Page 54 of The Facade

She nodded. “I tried to tell them that Carter and Nash would watch out for me, and I think your mom knew what was going on, but it was smart of them to keep me back because I totally would have taken advantage of them. I was really good at keeping my purging quiet.”

“I remember you being really sad you couldn’t go,” I said. She’d come with her mom and dad when they dropped Carter and Nash off, and as she stood under the big tree by my house, tears were streaming down her cheeks.

I’d been confused as to why she’d cared so much about the trip, since she and I weren’t as close then as we were now. But now that I knew, I guess having to be watched by someone 24/7 to make sure she didn’t continue starving herself would feel pretty smothering.

“You seem to be doing a lot better now,” I said, noting the healthy glow in her cheeks.

“I’m a lot better than I was.” She nodded. “I mean, it’s something I’ll always need to watch out for, and I sometimes kick myself for eating too much dessert or compare myself to other girls and feel myself slipping again.” She looked at me through her lashes, the vulnerability in her expression making my heart squeeze. “But I’ve mostly made peace with that part of me.”

“I’m glad.” I wanted to reach over and take her hand in mine. Do what she’d done for me last night in the truck. But for some reason, I hesitated.

I hadn’t had a problem kissing her last night and letting my hands run along her back and in her hair. But right now, I just couldn’t seem to close the distance between us.

Maybe because I realized I was starting to like her now and if she pulled her hand away from mine, her rejection would actually have the ability to hurt me.

But that was crazy, right?

Because I didn’t actually have feelings for this girl, did I?

I couldn’t suddenly go from seeing her as nothing more than the girl next door, who was my friend and a keeper of my secrets, to wanting her to be the girl whose heart I got to share a piece of, too.

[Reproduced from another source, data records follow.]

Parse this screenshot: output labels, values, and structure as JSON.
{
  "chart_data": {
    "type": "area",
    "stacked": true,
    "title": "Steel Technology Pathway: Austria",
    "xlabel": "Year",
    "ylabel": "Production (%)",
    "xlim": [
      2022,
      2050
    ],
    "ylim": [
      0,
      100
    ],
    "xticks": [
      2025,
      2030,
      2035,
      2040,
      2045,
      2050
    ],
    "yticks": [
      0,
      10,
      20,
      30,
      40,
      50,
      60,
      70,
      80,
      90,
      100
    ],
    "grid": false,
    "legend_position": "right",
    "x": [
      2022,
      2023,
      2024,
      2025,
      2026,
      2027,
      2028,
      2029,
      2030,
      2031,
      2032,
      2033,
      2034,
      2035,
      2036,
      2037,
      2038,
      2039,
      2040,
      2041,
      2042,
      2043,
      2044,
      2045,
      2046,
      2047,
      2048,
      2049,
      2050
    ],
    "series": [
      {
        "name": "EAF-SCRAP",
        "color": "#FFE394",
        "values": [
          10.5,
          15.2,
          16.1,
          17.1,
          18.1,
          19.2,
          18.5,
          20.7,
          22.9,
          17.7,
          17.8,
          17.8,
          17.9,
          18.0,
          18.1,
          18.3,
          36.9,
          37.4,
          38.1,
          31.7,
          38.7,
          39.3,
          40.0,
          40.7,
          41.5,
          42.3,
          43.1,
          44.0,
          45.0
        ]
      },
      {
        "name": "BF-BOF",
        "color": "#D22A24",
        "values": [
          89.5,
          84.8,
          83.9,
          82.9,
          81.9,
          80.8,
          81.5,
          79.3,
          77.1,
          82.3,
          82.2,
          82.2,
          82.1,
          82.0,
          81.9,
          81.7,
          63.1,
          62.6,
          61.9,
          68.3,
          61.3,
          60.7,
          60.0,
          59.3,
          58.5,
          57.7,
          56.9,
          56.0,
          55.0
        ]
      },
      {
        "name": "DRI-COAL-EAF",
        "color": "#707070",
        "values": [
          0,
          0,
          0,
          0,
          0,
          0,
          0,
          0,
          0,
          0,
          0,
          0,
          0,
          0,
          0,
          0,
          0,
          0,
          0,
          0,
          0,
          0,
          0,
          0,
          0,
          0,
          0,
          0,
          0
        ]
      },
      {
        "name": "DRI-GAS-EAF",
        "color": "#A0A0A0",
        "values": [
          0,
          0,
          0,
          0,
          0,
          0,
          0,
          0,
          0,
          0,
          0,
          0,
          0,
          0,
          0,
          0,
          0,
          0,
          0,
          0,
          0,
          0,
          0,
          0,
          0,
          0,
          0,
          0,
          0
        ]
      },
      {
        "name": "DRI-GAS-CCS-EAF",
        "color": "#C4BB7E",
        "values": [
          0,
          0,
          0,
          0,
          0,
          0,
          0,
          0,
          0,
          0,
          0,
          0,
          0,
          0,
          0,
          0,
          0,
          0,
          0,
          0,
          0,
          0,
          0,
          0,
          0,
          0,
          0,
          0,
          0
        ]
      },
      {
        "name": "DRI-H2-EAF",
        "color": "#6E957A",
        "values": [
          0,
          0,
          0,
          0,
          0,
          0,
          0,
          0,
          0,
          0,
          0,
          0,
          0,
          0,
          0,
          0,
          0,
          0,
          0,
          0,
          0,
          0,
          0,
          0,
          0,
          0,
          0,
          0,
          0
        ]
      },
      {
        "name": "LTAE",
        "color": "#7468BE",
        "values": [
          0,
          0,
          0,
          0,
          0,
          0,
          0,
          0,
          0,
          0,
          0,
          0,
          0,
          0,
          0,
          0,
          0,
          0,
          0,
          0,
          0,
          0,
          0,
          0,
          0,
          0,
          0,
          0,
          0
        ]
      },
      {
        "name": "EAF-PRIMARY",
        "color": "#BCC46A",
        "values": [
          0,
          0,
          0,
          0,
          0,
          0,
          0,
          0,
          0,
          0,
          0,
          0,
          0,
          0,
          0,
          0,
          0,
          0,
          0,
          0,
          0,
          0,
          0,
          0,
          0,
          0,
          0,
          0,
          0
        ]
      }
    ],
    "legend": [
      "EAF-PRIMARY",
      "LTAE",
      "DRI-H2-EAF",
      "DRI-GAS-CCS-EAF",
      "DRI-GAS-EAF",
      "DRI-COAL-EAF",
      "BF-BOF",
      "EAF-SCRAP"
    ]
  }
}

But when I met her gaze and looked into her blue eyes that reminded me of the ocean, I knew that I did see her as more than that.

And I was starting to fall for her.

I was falling for a girl who had plans to kiss another guy tonight.

I tightened my hand into a fist at my side when I imagined Ben kissing her the way I had kissed her last night—the way I wanted to kiss her again.

Was she still planning to kiss him again? And would she let his hands roam over her body, let his tongue taste her sweet cherry lip gloss like I had?

I hoped not.

I hoped that maybe she’d been thinking about that kiss as much as I had and that her plans might have changed.

But if they hadn’t changed, could I stand by and watch that happen? Could I sit back and watch her go after another guy when I was starting to want her for myself?

I didn’t know if I could stomach it now.

But then again, I didn’t know what her costume was for tonight, did I?

So maybe I wouldn’t see it happen at all.

“Anyway,” she said, breaking me away from my thoughts. “I hear not all guys like their girlfriends to be shaped like runway models and prima ballerinas, so I’ve also made peace with the fact that I got my mom’s genetics and will always have a bit of a booty.”

Did she just bring her butt into the conversation?

I wasn’t expecting that.

But since she seemed self-conscious of it and I was one of those guys who actually appreciated a bit of a booty, I said, “It sounds like you see that as a flaw, but um, some of us guys actually like having something to hold onto when we’re kissing a girl.”

For a moment, it looked like I’d stunned her speechless with my comment. But then she said, “Do you usually grab girls’ butts when you’re making out?” Her jaw dropped, and I worried I might have said the wrong thing until she added, “Does that mean I didn’t get the full ‘make-out with Mack’ experience yesterday then?”

I coughed and pounded on my chest. Soon my cheeks felt all hot and tight, and I knew I was blushing.

Blushing so hard my face was as red as a kid waiting in line at the ice cream truck during a heat wave.

And I never blushed. Usually,Iwas the one making Cambrielle blush.